Further Elements of Reform

The federal government and independent groups have recognized the need for additional elements of shareholder proposal reform. Both the Chamber of Commerce and the Business Roundtable have recommended that disclosure and resubmission requirements be strengthened, and the Business Roundtable has advocated raising the eligibility requirements as well. Increases in the ownership eligibility and resubmission thresholds are key elements of the shareholder proposal reforms contained in the Financial CHOICE Act of 2017, which passed the House of Representatives in June but is stalled in the Senate. The U.S. Department of Treasury released in October a report recommending revisions to the eligibility and resubmission thresholds in order to promote shareholder accountability and reduce unnecessary costs. In remarks earlier this month, at the PLI 49th Annual Institute on Securities Regulation, Chairman Clayton noted with respect to shareholder proposal reform that ownership and resubmission requirements are of particular interest to many.

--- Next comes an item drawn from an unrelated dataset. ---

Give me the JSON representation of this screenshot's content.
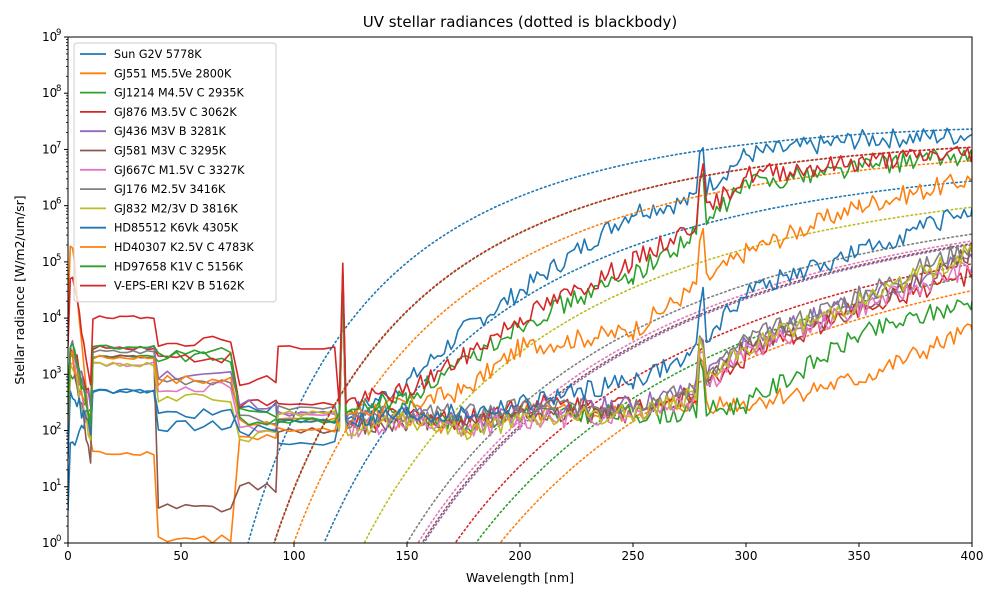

Every aspect of the shareholder proposal process has come under fire from interested organizations, particularly since the controversial SLB 14H in 2015. Eligibility and resubmission requirements, disclosure requirements, a range of exceptions, proposals by proxy, and the use of graphs and images in proposals (which latter two were addressed in SLB 14I), and the SEC’s no-action process itself have been cited as contributing to a situation that is burdensome and counterproductive for the average investor. Yet under the right regulatory regime, shareholder proposals can be a valuable piece of the corporate governance framework. SEC Chairman Clayton has expressed support for the type of shareholder proposals that, despite their short-term costs, can ultimately lead to improvements in corporate governance, and he appears committed to reshaping the shareholder proposal process into one that adds value for investors.

As Chairman Clayton observed in his remarks at the PLI, “the shareholder proposal process is a corporate governance issue that is subject to diverse and deeply held beliefs.” To successfully reconcile competing views in governance and shareholder engagement issues generally, Chairman Clayton’s focus on “serving the long-term interests of Main Street investors” is the right approach. As boards of directors are the primary guardians of and advocates for long-term shareholder value in our economy, the SEC is wise to elevate their role in this important area of corporate governance. SLB 14I is a first step in the right direction toward meaningful 14a-8 reform.